"Sir," said Raoul, "I believe that lovers have rarely been remarkable for sanity; and it is an immemorial custom among them to praise the object of their desires with fitting rhymes. Conceive, sir, that in your youth, had you been accorded the love of so fair a lady, you yourself had scarcely done otherwise. For I doubt if your blood runs so thin as yet that you have quite forgot young Raymond d'Arnaye and the gracious ladies whom he loved,--I think that your heart must needs yet treasure the memories of divers moonlit nights, even such as this, when there was a great silence in the world, and the nested trees were astir with desire of the dawn, and your waking dreams were vext with the singular favor of some woman's face. It is in the name of that young Raymond I now appeal to you."

"H'm!" said the Sieur d'Arnaye. "As I understand it, you appeal on the ground that you were coerced by the moonlight and led astray by the bird-nests in my poplar-trees; and you desire me to punish your accomplices rather than you."

"Sir,--" said Raoul.

Sieur Raymond snarled. "You young dog, you know that in the most prosaic breast a minor poet survives his entombment,--and you endeavor to make capital of the knowledge.

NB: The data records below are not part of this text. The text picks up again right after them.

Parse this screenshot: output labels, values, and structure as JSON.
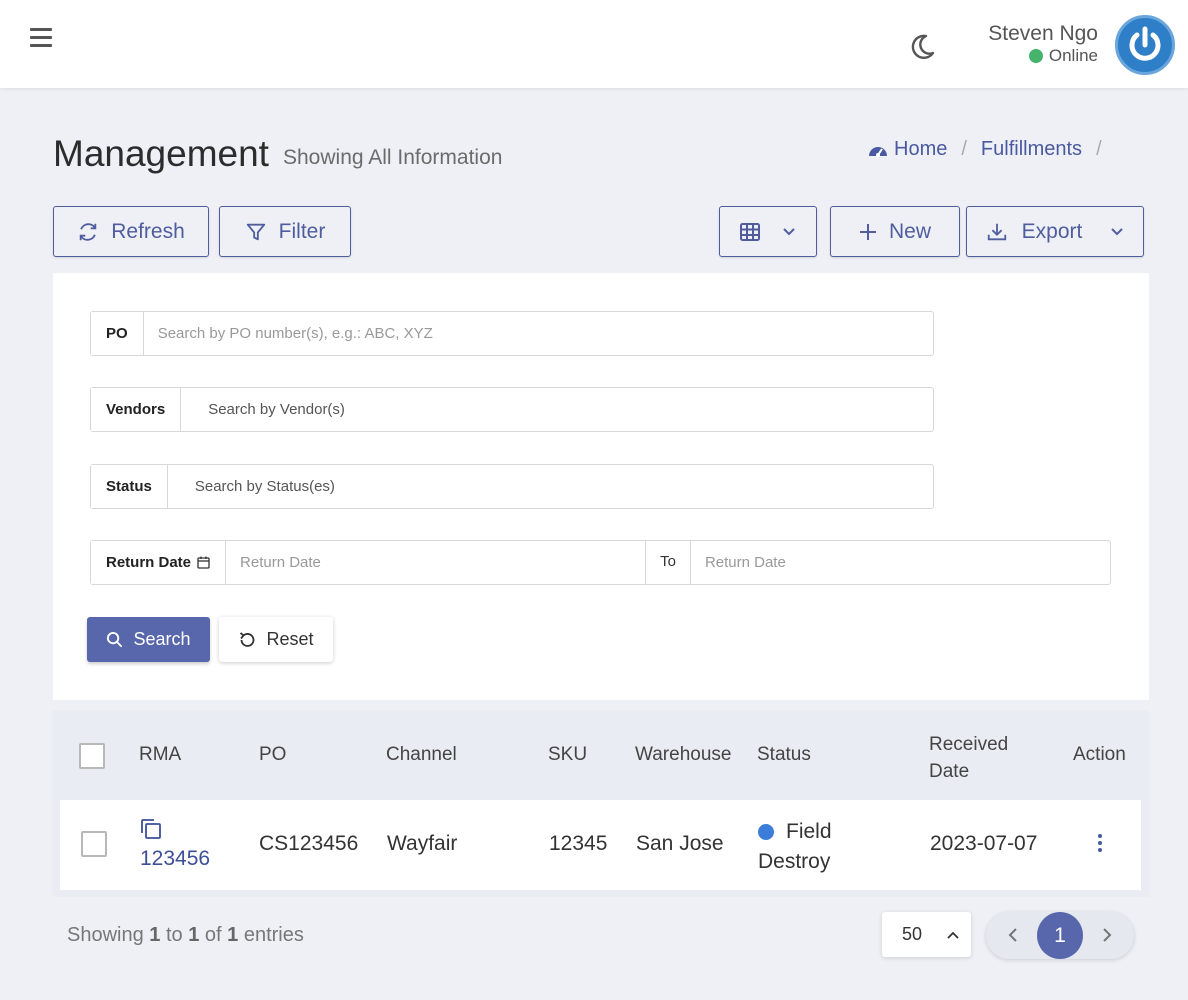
{
  "header": {
    "user_name": "Steven Ngo",
    "user_status": "Online",
    "status_color": "#45b36b",
    "avatar_color": "#2f7fc8"
  },
  "page": {
    "title": "Management",
    "subtitle": "Showing All Information"
  },
  "breadcrumb": {
    "home": "Home",
    "fulfillments": "Fulfillments",
    "separator": "/"
  },
  "toolbar": {
    "refresh": "Refresh",
    "filter": "Filter",
    "new": "New",
    "export": "Export"
  },
  "filters": {
    "po": {
      "label": "PO",
      "placeholder": "Search by PO number(s), e.g.: ABC, XYZ"
    },
    "vendors": {
      "label": "Vendors",
      "placeholder": "Search by Vendor(s)"
    },
    "status": {
      "label": "Status",
      "placeholder": "Search by Status(es)"
    },
    "return_date": {
      "label": "Return Date",
      "from_placeholder": "Return Date",
      "to_label": "To",
      "to_placeholder": "Return Date"
    },
    "search_button": "Search",
    "reset_button": "Reset"
  },
  "table": {
    "columns": [
      "RMA",
      "PO",
      "Channel",
      "SKU",
      "Warehouse",
      "Status",
      "Received Date",
      "Action"
    ],
    "received_date_line1": "Received",
    "received_date_line2": "Date",
    "rows": [
      {
        "rma": "123456",
        "po": "CS123456",
        "channel": "Wayfair",
        "sku": "12345",
        "warehouse": "San Jose",
        "status_line1": "Field",
        "status_line2": "Destroy",
        "status_color": "#3b7dd8",
        "received_date": "2023-07-07"
      }
    ]
  },
  "footer": {
    "showing_prefix": "Showing",
    "from": "1",
    "to_word": "to",
    "to": "1",
    "of_word": "of",
    "total": "1",
    "suffix": "entries",
    "page_size": "50",
    "current_page": "1"
  },
  "accent_color": "#5866ab"
}
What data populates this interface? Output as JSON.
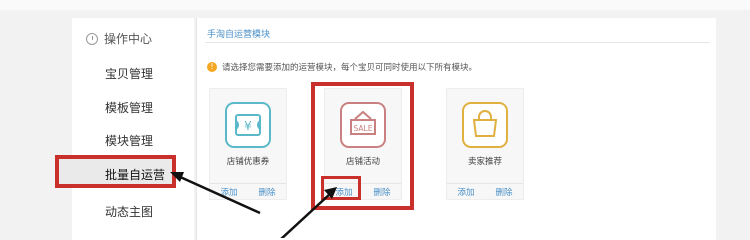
{
  "sidebar": {
    "header": "操作中心",
    "items": [
      "宝贝管理",
      "模板管理",
      "模块管理",
      "批量自运营",
      "动态主图"
    ]
  },
  "main": {
    "title": "手淘自运营模块",
    "notice": "请选择您需要添加的运营模块，每个宝贝可同时使用以下所有模块。",
    "cards": [
      {
        "icon": "coupon-icon",
        "label": "店铺优惠券",
        "add": "添加",
        "delete": "删除"
      },
      {
        "icon": "sale-icon",
        "icon_text": "SALE",
        "label": "店铺活动",
        "add": "添加",
        "delete": "删除"
      },
      {
        "icon": "shopping-bag-icon",
        "label": "卖家推荐",
        "add": "添加",
        "delete": "删除"
      }
    ]
  },
  "colors": {
    "highlight": "#c9302c",
    "link": "#4a90c8",
    "coupon": "#5bb8c8",
    "sale": "#c98080",
    "bag": "#e0b040"
  }
}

You know that I have a most sincere affection for your father, and have even contracted since you came to Arnaye more or less tolerance for you,--which emboldens you, my friend, to keep me out of a comfortable bed at this hour of the night with an idiotic discourse of moonlight and dissatisfied shrubbery! As it happens, I am not a lank wench in her first country dance. Remember that, Raoul de Frison, and praise the good God who gave me at birth a very placable disposition! There is not a seigneur in all France, save me, but would hang you at the crack of that same dawn for which you report your lackadaisical trees to be whining; but the quarrel will soon be Monsieur de Puysange's, and I prefer that he settle it at his own discretion. I content myself with advising you to pester my niece no more."

Raoul spoke boldly. "She loves me," said he, standing very erect.

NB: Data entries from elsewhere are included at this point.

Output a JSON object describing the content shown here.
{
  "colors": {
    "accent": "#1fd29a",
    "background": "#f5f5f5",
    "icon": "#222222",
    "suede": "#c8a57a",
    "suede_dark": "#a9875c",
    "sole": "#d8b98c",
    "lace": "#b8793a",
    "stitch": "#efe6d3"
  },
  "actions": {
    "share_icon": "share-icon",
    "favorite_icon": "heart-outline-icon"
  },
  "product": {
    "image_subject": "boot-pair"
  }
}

Sieur Raymond glanced at Matthiette, who sat with downcast head. "H'm!" said he. "She moderates her transports indifferently well. Though, again, why not? You are not an ill-looking lad. Indeed, Monsieur de Frison, I am quite ready to admit that my niece is breaking her heart for you. The point on which I wish to dwell is that she weds Monsieur de Puysange early to-morrow morning."